Real agents need semantic retrieval, exact lookup, relations, state over time, safe data access, and a clean way to use all of the above across different runtimes. SurrealDB 3.0 is compelling because it brings those primitives closer together. SuperOptiX is useful here
because it gives us one place to test, run, and compare those behaviors across modern agent frameworks. That is the practical value of this integration: one backend, multiple retrieval styles, multiple frameworks, and one shared runtime model.
SuperOptiX Optimization Yet to take place
SuperOptiX is an agent optimization framework and we have not yet applied the optimzation techniques to the SurrealDB. Imagine , how powerful that combination would be when all the SurrealDB RAG queries, memories and prompts gets optimised by GEPA and suitable optimizers. We will cover that in the next section as we add these features and that would the super powerful feature of the SuperOptiX and SurrealDB combination
Conclusion
SurrealDB 3.0 makes a serious case for being more than a vector database in an agent stack. Its official direction is clearly about agent memory, unified retrieval, richer indexing, and bringing more intelligence closer to the data layer.

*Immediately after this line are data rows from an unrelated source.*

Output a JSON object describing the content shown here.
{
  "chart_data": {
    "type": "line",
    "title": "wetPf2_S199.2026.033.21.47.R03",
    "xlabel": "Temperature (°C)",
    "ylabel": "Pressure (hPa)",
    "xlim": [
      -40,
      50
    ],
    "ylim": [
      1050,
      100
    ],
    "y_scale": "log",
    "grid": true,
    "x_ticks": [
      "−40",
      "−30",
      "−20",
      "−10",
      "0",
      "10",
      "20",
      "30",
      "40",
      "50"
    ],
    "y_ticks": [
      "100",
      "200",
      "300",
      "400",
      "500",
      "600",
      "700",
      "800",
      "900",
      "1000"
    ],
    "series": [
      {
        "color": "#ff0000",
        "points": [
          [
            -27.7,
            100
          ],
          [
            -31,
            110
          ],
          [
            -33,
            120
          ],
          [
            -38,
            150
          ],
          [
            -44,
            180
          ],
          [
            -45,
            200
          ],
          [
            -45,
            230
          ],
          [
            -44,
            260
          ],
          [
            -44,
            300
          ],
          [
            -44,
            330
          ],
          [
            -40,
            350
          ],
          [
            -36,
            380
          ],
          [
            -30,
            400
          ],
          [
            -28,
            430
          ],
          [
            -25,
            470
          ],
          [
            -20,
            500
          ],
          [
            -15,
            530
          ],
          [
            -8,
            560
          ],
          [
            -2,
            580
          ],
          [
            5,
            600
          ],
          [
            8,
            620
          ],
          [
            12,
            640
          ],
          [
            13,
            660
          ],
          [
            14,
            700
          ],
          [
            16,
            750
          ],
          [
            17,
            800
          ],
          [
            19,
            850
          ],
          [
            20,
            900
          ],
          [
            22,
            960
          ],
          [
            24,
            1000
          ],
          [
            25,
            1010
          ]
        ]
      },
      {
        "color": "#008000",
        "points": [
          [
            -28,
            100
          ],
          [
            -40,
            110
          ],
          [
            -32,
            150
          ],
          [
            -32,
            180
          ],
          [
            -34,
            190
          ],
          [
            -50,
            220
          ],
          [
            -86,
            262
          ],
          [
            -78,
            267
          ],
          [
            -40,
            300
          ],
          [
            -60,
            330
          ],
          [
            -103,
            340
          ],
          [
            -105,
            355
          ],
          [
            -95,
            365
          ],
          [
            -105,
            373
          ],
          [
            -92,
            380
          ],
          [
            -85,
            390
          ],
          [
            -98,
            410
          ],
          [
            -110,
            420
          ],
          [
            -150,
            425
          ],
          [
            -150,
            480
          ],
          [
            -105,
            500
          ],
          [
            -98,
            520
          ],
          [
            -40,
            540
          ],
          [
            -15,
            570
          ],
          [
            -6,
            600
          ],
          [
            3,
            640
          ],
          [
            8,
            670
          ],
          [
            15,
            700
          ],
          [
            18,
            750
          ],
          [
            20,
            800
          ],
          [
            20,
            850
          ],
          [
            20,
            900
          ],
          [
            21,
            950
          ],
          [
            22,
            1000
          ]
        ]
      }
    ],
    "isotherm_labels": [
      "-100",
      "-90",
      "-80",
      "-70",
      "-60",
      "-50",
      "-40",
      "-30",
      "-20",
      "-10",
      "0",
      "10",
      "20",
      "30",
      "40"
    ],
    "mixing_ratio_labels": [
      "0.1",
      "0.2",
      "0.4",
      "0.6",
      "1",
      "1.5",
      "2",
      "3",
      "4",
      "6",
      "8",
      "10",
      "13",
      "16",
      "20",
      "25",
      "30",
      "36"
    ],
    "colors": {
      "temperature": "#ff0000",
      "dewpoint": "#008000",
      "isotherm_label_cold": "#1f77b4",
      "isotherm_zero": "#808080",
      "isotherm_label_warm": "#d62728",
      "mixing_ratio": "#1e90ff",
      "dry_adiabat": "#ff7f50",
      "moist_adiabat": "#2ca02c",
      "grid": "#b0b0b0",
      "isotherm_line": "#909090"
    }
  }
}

SuperOptiX makes that story concrete. Today, you can use SuperOptiX to run SurrealDB-backed vector RAG, hybrid retrieval, GraphRAG, multiretrieval, temporal memory, live memory utility, and read-only query tooling across modern agent frameworks,
not just one. That is already a strong and practical integration story.
The next layer of work is clear too:
- deeper use of record references
- richer SurrealMCP integration
- file-backed multimodal memory patterns
- transaction-aware agent workflows
- Optimisation and evaluation of the RAG and Memory
But even without that future work, the current combination is already useful. You can get up and running
quickly, verify grounded retrieval, verify graph-aware retrieval, and then scale the same backend across
different frameworks through SuperOptiX.